Musiuk Sisa Hartaku — the words read. At first I thought it was the name of a family, who was hurt during the eruption of Merapi Lava. Upon enquiry, I learnt that ‘Musiuk’ stood for Museum and Sisa Hartaku meant ‘What’s Leftover’.

So the two houses before me, in Pentung village, on the outskirts of Jogjakarta, contained memories and objects of families that were affected during the volcanic eruption.
“Look down at your feet... that’s volcanic ash,” our Indonesian friend from tourism ministry, William Kalua Putra, pointed out. And, then everywhere else, we found objects covered in ash — from mopeds, TV sets, to clothes, farming implements and even cattlestock.

Inside on the bare walls, there were photographed images of people being rescued, covered in injuries, of the volcano erupting and a clock still showing the time — 12.05 midnight on November 5, 2010.

A goosebump-inducing sight, Pentung village is truly a showcase of ‘what’s leftover’. Weren’t the people warned?

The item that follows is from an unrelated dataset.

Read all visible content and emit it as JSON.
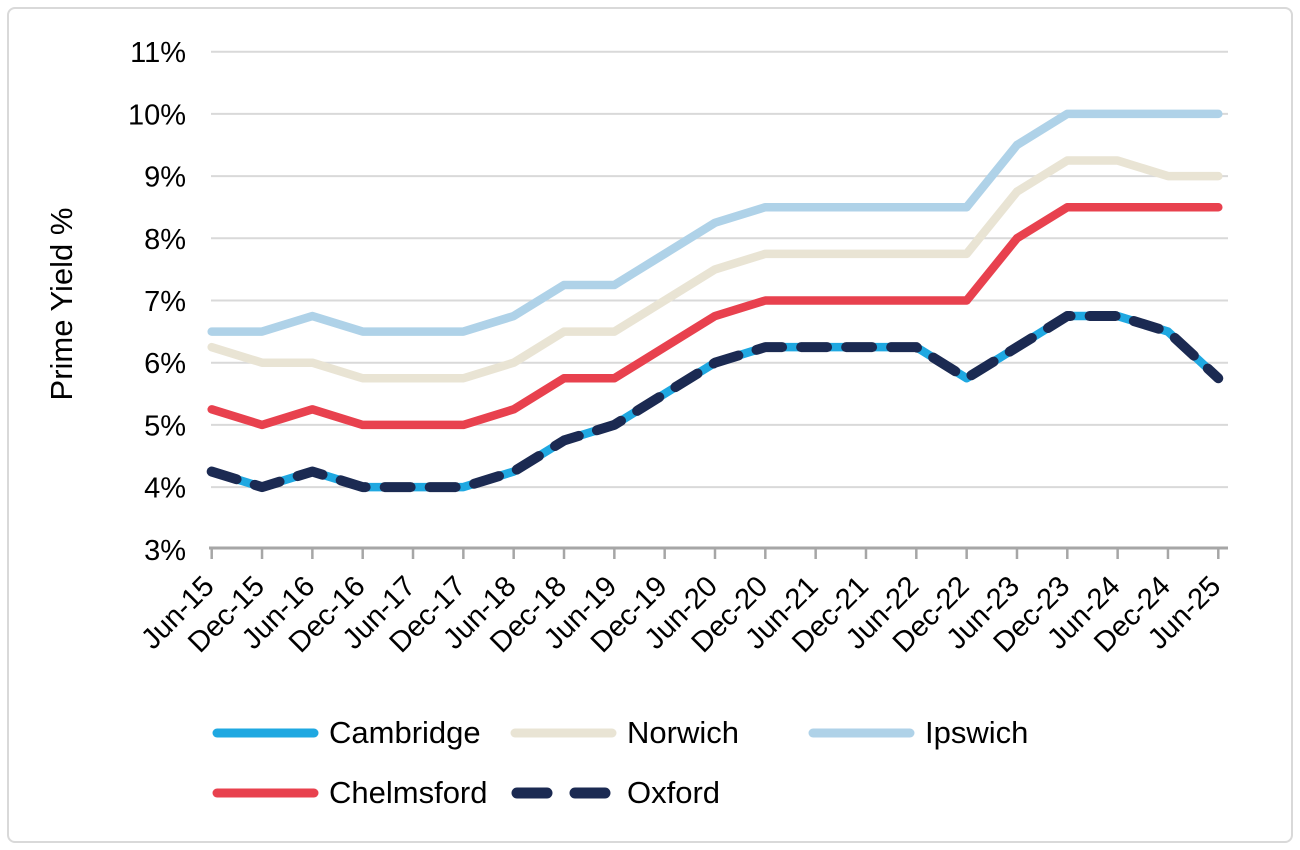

We asked the local guide. “They were, but many of the villagers refused to evacuate from the village. That’s because they live in harmony with nature,” he told us.

A little ahead, we saw a stone memorial, which had a poem written on it. We later found out it was in Javanese. The poem recorded the feelings of the lava and how sorry it was to take away people and their belongings in its fold. “But that’s nature,” it concluded.

After this visit, we were taken down a bumpy road to the volcano sight. Some clouds obscured our view of the two peaks. Now a tourist hotspot, many youngsters were seen taking selfie shots and doing what the Indonesians call ‘the freestyle motion’.

A folklore associated with Merapi says, “When the gods were travelling from India to Indonesia, some of their stuff fell down here — where the mountain peak is —and that’s how the volcano was formed!”

Our next stop was the bunker, formed after the recent volcanic eruption. Now villagers can take shelter inside the bunker in case of natural calamity. However, that too has its own tragic story to narrate. “Two men died because of suffocation when they took shelter here,” we learnt from Kalua.